Between these two positions — that is, between appearance and reality — there is an ominous, in-built contradictory dialectic. The more evenhanded the army’s operation, the greater the likelihood that Mr Muzzafar Shah will resist it. What will the army do when the contradictions between civil and military authority become antagonistic, as they inevitably must in the near future? If it bows before civil authority and is less than fair, its name will be mud in the country, let alone in Sindh. It can hardly allow that to pass. If it doesn’t, it will compel the demise of the Sindh government and prove the bankruptcy of the President’s strategy for Sindh. If the President is then forced to ask the army to run Sindh directly, why shouldn’t the army be provoked to conclude that it is time instead to run the country directly from Islamabad?

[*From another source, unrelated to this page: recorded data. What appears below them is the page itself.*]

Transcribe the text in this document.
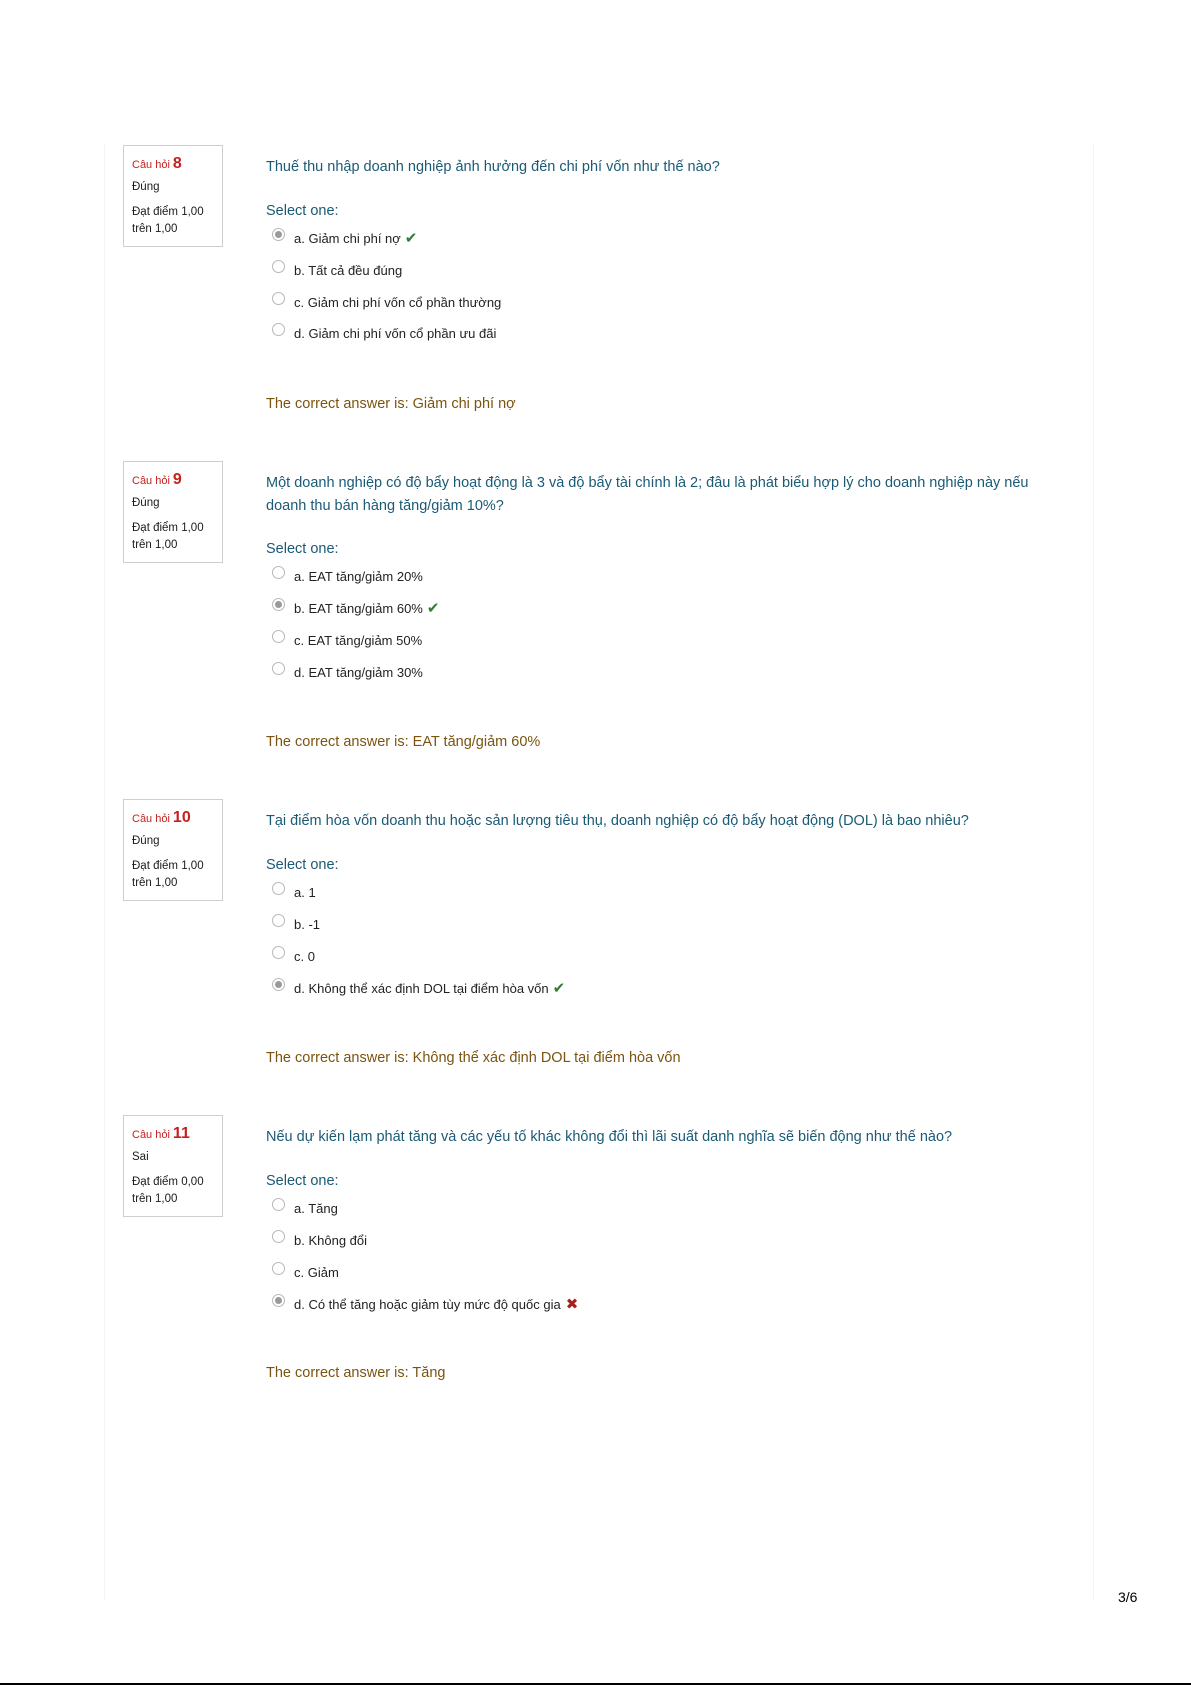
Câu hỏi 8
Đúng
Đạt điểm 1,00
trên 1,00
Thuế thu nhập doanh nghiệp ảnh hưởng đến chi phí vốn như thế nào?
Select one:
a. Giảm chi phí nợ ✔
b. Tất cả đều đúng
c. Giảm chi phí vốn cổ phần thường
d. Giảm chi phí vốn cổ phần ưu đãi
The correct answer is: Giảm chi phí nợ
Câu hỏi 9
Đúng
Đạt điểm 1,00
trên 1,00
Một doanh nghiệp có độ bẩy hoạt động là 3 và độ bẩy tài chính là 2; đâu là phát biểu hợp lý cho doanh nghiệp này nếu
doanh thu bán hàng tăng/giảm 10%?
Select one:
a. EAT tăng/giảm 20%
b. EAT tăng/giảm 60% ✔
c. EAT tăng/giảm 50%
d. EAT tăng/giảm 30%
The correct answer is: EAT tăng/giảm 60%
Câu hỏi 10
Đúng
Đạt điểm 1,00
trên 1,00
Tại điểm hòa vốn doanh thu hoặc sản lượng tiêu thụ, doanh nghiệp có độ bẩy hoạt động (DOL) là bao nhiêu?
Select one:
a. 1
b. -1
c. 0
d. Không thể xác định DOL tại điểm hòa vốn ✔
The correct answer is: Không thể xác định DOL tại điểm hòa vốn
Câu hỏi 11
Sai
Đạt điểm 0,00
trên 1,00
Nếu dự kiến lạm phát tăng và các yếu tố khác không đổi thì lãi suất danh nghĩa sẽ biến động như thế nào?
Select one:
a. Tăng
b. Không đổi
c. Giảm
d. Có thể tăng hoặc giảm tùy mức độ quốc gia ✖
The correct answer is: Tăng
3/6
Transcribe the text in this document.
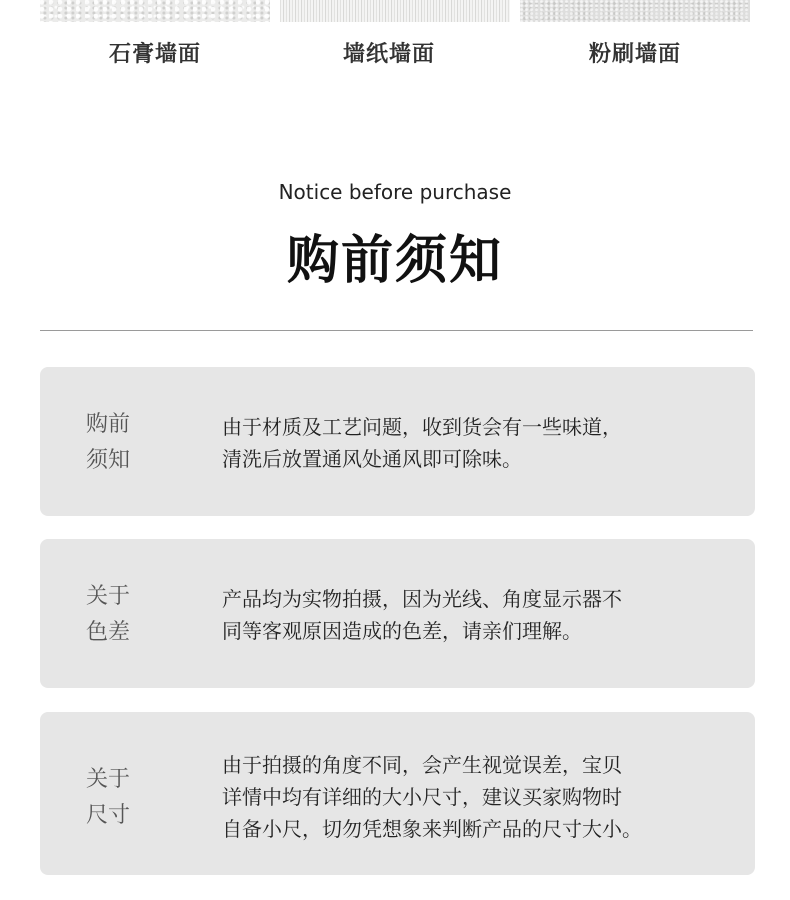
石膏墙面	墙纸墙面	粉刷墙面
Notice before purchase
购前须知
购前
须知
由于材质及工艺问题，收到货会有一些味道，
清洗后放置通风处通风即可除味。
关于
色差
产品均为实物拍摄，因为光线、角度显示器不
同等客观原因造成的色差，请亲们理解。
关于
尺寸
由于拍摄的角度不同，会产生视觉误差，宝贝
详情中均有详细的大小尺寸，建议买家购物时
自备小尺，切勿凭想象来判断产品的尺寸大小。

The army is not politically or psychologically trained to deal with a situation in which long years of socio-economic injustice, political authoritarianism and criminal victimisation of society have contributed to lawlessness and terrorism in Sindh. From its point of view, nothing could have served the state’s interest better than for President Ishaq to have relented his vendetta against Benazir Bhutto and allowed Mr Jatoi to form a coalition government in Sindh with her support after the demise of Jam Sadiq Ali. A democratic, popular government, which reflected the ground situation in Sindh and compelled the PPP and the MQM to come to realistic terms with each other, might have served as a better platform from which to come to the aid of civil power. Instead, the President thought fit to lean on the COAS and thwart such an arrangement in Sindh. Now the dialectic of his errors has compounded the situation: he is asking the army to deliver Sindh when it is patently ill-equipped to do so.
Sooner or later, the army’s Catch-22 dilemma will dawn upon the Generals and their current frustrations will be transformed into angry resolve. When that happens, we should also expect the unmentionable to follow.